Since Billie Holiday was a major influence on Abbey Lincoln, it’s entirely apt that vocalist Teri Roiger, who owes a considerable debt to both, follows her 2012 tribute to Lincoln—a fine, thoughtful appreciation—with an equally imaginative salute to Holiday.
Roiger opens with a less funky but no less stirring take on Gil Scott-Heron’s “Lady Day and John Coltrane.” Later, she offers up her own paean, “Lady Day,” based on music contributed to Roiger by the late David “Fathead” Newman, dotted with Holiday touchstones, including references to Lester Young and “Don’t Explain.” Both Young and Holiday recorded “(I Don’t Stand) A Ghost of a Chance With You,” though not together. Roiger introduces her version by adding sage lyrics to Young’s solo, with Jay Collins accompanying on tenor saxophone. Young’s solo on “Fine and Mellow,” recorded with Holiday, is lyrically retraced with equal aplomb, here with support from trombonist Roswell Rudd. And she adds an interesting twist to “Them There Eyes,” inserting Ella Fitzgerald’s scat solo, again fitted with new lyrics.

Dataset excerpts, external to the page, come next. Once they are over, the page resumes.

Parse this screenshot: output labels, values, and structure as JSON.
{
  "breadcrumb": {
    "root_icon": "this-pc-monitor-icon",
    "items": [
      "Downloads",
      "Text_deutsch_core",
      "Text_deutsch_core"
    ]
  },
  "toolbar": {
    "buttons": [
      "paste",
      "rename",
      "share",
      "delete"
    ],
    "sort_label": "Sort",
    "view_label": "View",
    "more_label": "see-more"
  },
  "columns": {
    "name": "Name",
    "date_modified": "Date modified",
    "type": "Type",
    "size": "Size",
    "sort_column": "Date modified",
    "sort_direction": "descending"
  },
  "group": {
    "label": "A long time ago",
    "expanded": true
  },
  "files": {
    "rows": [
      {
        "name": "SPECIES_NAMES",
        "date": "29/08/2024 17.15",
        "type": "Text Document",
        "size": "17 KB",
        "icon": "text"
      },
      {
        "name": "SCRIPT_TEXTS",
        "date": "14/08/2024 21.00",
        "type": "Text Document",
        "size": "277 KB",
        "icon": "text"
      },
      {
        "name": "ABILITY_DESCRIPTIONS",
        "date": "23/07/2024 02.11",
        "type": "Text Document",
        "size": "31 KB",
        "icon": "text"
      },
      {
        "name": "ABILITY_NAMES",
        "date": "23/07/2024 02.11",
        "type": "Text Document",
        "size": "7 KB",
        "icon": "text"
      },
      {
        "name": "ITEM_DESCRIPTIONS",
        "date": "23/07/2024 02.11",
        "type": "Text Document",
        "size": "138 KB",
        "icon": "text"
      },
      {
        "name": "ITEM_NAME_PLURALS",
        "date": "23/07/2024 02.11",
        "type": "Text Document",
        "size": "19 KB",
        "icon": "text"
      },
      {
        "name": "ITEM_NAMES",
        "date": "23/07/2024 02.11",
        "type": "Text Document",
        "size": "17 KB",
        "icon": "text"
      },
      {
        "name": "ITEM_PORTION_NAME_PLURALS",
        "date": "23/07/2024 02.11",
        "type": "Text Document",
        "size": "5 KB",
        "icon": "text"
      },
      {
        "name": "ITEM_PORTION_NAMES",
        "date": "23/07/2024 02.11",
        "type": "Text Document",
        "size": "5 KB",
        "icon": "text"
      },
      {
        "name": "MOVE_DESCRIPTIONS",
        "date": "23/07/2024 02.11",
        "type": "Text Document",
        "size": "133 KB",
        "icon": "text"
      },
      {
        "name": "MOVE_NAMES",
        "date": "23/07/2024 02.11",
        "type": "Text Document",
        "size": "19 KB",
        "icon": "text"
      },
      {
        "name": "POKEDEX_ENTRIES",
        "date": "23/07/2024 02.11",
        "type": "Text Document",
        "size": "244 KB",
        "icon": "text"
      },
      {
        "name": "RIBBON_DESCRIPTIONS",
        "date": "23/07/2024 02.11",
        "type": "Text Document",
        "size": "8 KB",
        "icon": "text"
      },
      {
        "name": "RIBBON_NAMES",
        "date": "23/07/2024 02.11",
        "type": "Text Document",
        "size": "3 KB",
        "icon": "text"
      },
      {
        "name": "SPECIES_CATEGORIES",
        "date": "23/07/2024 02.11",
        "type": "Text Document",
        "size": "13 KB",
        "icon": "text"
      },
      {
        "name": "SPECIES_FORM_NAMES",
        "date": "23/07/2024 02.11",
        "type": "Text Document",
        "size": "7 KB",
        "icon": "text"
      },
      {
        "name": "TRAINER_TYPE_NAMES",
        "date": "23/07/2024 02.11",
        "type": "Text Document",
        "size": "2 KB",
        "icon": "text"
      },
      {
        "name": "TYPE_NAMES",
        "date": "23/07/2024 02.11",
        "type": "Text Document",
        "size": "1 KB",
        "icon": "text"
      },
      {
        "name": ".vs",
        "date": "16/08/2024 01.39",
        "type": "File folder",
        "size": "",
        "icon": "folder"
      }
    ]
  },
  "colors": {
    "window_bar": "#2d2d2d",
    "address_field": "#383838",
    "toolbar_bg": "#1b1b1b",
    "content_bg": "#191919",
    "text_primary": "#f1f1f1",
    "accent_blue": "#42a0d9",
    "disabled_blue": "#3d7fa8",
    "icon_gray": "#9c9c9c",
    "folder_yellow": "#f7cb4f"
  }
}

Roiger bypasses Holiday’s sturdiest signatures—“Strange Fruit,” “God Bless the Child,” “Good Morning, Heartache,” “Lover Man”—filling the balance of the album with selections from across her sizeable songbook. Traveling from a wistfully tender “It’s Easy to Remember” to a laidback “Do You Know What It Means to Miss New Orleans,” she closes with a dusky reading of Holiday’s late-career masterpiece, “Lady Sings the Blues.”